How to Reduce Time for LDAP Caching


For large organizations with thousands of users in their global LDAP directory, the time for caching LDAP users can take up to one hour in worst case scenarios. 

Learn how to reduce the time for LDAP caching during Datameer boot up.


LDAP cache build times are directly related to the size and depth of the LDAP tree structure. The easiest way to help long cache times is by specifying a search base for users and groups that omits most of the LDAP tree.
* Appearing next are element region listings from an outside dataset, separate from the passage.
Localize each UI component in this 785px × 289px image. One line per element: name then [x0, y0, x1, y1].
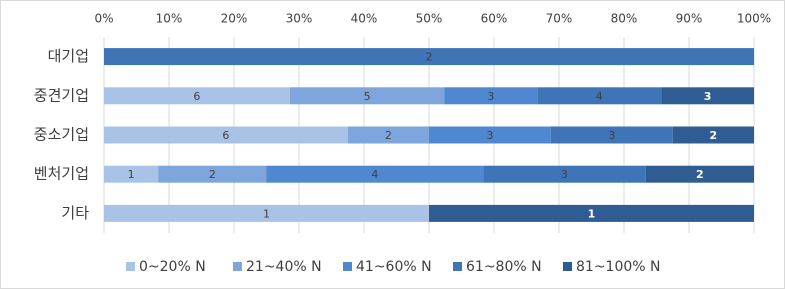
y-tick-label: 중소기업: [34, 126, 89, 144]
data-label: 3: [561, 168, 568, 181]
bar-segment: [537, 87, 662, 105]
bar-segment: [104, 48, 754, 66]
legend-swatch: [126, 262, 135, 271]
x-tick-label: 80%: [611, 12, 638, 26]
data-label: 1: [588, 207, 596, 220]
data-label: 3: [486, 129, 493, 142]
x-tick-label: 70%: [546, 12, 573, 26]
data-label: 2: [426, 51, 433, 64]
data-label: 3: [704, 90, 712, 103]
data-label: 6: [222, 129, 229, 142]
x-tick-label: 100%: [737, 12, 771, 26]
bar-segment: [429, 126, 551, 144]
data-label: 1: [128, 168, 135, 181]
bar-segment: [289, 87, 445, 105]
legend-label: 81~100% N: [576, 259, 661, 275]
x-tick-label: 0%: [94, 12, 113, 26]
data-label: 4: [596, 90, 603, 103]
data-label: 2: [710, 129, 718, 142]
bar-segment: [483, 165, 646, 183]
data-label: 2: [209, 168, 216, 181]
bar-segment: [104, 165, 159, 183]
x-tick-label: 90%: [676, 12, 703, 26]
bar-segment: [550, 126, 673, 144]
data-label: 2: [696, 168, 704, 181]
data-label: 4: [371, 168, 378, 181]
bar-segment: [645, 165, 754, 183]
legend-swatch: [343, 262, 352, 271]
bar-segment: [347, 126, 429, 144]
y-tick-label: 대기업: [48, 47, 89, 65]
x-tick-label: 50%: [416, 12, 443, 26]
data-label: 3: [608, 129, 615, 142]
bar-segment: [672, 126, 754, 144]
data-label: 1: [263, 207, 270, 220]
bar-segment: [104, 204, 429, 222]
legend-label: 61~80% N: [466, 259, 542, 275]
legend-label: 0~20% N: [139, 259, 206, 275]
x-tick-label: 10%: [156, 12, 183, 26]
x-tick-label: 60%: [481, 12, 508, 26]
data-label: 3: [487, 90, 494, 103]
bar-segment: [266, 165, 484, 183]
legend-label: 41~60% N: [356, 259, 432, 275]
data-label: 6: [193, 90, 200, 103]
y-tick-label: 기타: [61, 204, 89, 222]
data-label: 2: [385, 129, 392, 142]
bar-segment: [661, 87, 754, 105]
data-label: 5: [364, 90, 371, 103]
bar-segment: [429, 204, 754, 222]
bar-segment: [158, 165, 267, 183]
legend-swatch: [233, 262, 242, 271]
x-tick-label: 40%: [351, 12, 378, 26]
x-tick-label: 20%: [221, 12, 248, 26]
y-tick-label: 벤처기업: [34, 165, 89, 183]
bar-segment: [104, 87, 290, 105]
y-tick-label: 중견기업: [34, 86, 89, 104]
legend-swatch: [563, 262, 572, 271]
legend-swatch: [453, 262, 462, 271]
legend-label: 21~40% N: [246, 259, 322, 275]
bar-segment: [444, 87, 538, 105]
bar-segment: [104, 126, 348, 144]
x-tick-label: 30%: [286, 12, 313, 26]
A typical organizational structure is something like this: com > company > region > office > room. There are multiple regions, offices, and rooms to search through for users. If a high level search base is used such as dc=company, dc=com, Datameer has to scan each level of the tree, and the tree gets more wide as you traverse downward. In this structure, all users in the entire tree can be found.

When a product has no more than 50 concurrent users, why scan all 10,000? Put those 50 users in an organizational unit (ou) and scan only that ou. By correctly grouping users and specifying a specific search base, the time to build an LDAP cache can be reduced from over an hour to under a second.
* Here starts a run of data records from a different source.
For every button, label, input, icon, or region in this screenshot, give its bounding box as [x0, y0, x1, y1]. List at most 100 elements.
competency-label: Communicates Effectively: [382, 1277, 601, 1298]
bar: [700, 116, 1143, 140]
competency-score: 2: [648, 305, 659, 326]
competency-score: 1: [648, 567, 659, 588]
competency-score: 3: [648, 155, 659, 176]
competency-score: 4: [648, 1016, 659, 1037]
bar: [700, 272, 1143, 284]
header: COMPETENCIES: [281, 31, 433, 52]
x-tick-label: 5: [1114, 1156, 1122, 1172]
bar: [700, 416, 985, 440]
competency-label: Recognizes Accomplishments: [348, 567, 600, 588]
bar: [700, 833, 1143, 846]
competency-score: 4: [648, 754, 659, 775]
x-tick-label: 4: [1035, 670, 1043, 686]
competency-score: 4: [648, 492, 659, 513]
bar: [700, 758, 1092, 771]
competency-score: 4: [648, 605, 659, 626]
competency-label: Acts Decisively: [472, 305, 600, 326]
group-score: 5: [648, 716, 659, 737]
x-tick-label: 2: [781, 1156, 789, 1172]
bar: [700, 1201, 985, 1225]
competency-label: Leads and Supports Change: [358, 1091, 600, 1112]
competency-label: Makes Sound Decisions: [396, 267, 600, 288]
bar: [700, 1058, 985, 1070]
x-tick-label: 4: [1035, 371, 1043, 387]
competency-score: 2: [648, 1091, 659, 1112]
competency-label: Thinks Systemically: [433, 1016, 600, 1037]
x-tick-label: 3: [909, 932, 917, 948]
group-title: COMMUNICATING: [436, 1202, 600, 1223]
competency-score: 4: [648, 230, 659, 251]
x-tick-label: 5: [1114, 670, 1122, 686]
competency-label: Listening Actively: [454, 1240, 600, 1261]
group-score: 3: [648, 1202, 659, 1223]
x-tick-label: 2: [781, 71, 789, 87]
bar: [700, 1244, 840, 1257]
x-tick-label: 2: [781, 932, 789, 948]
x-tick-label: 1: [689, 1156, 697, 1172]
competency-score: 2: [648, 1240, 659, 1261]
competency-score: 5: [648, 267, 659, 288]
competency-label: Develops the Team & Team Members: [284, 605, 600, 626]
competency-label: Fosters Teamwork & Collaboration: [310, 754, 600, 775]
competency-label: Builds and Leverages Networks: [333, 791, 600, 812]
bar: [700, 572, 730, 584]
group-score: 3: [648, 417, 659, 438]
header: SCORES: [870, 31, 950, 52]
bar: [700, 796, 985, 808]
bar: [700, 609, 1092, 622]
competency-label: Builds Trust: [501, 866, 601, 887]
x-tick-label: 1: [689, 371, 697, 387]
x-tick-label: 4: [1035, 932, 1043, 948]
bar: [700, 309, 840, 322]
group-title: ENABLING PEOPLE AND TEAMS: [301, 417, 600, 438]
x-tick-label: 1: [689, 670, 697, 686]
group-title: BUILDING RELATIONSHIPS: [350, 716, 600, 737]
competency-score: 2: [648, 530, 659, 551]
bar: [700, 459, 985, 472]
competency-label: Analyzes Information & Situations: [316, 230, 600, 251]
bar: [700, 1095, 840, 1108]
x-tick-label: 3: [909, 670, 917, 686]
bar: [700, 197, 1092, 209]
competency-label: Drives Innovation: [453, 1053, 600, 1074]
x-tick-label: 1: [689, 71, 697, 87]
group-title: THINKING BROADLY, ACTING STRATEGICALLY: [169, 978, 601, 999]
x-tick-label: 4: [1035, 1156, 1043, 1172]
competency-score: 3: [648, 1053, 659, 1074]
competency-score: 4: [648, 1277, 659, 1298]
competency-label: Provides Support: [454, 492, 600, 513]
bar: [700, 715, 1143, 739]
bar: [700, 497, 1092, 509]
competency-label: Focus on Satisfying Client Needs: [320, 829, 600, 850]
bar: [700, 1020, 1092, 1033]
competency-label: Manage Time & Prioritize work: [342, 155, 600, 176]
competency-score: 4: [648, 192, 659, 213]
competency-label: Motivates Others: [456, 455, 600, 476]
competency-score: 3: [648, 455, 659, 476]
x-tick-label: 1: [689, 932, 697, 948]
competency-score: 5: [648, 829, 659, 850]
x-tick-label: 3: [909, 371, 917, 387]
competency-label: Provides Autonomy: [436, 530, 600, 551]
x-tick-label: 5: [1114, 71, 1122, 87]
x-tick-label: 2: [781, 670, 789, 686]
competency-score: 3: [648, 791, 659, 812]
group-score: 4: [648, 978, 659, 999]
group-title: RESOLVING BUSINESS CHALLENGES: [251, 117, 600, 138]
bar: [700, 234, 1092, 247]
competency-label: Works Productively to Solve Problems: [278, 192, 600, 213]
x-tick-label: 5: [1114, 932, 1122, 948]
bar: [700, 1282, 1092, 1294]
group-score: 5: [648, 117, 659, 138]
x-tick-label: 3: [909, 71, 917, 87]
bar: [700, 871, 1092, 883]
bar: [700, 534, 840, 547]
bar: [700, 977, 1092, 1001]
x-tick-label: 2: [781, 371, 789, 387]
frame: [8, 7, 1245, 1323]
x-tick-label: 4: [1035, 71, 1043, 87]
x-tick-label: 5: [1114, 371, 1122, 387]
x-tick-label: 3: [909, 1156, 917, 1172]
Assume there are 3 regions, 4 offices in each region, and 5 rooms per office. We'll call them 1, 2, 3; A, B, C, D; and a, b, c, d, e respectively. Further, assume there are 50 people in each room.  That's 3000 user entities that need to be loaded and cached.


The people who need to log in are limited to one office and better yet, one room in that office. Let's say: 1, B, and c. Instead of specifying dc=company, dc=com as the search base, which results in a full search of all regions, offices, and rooms, you can specify a search base that is specific to where the users are found. Only that portion of the tree is scanned, and only that portion is cached. So in this example, the search base to set is: ou=c, ou=B, ou=1, dc=company, dc=com. The result is that only the 50 people in region 1, office B, room c are scanned and cached.

The benefit of this is two fold. By setting the search base to a more specific scope the time spent actively scanning and retrieving the tree structure, group objects, and user objects is significantly reduced. Secondly, by limiting the result set, the amount of data to cache is also significantly reduced. These two factors combined result in dramatically reduced time to build the cache.

Another parameter to consider is pagination control (PC). Use it to increase performance of requests with large numbers of results, this limits the number of result objects per page. Please note that not all implementations support PC. Enter 0 to disable.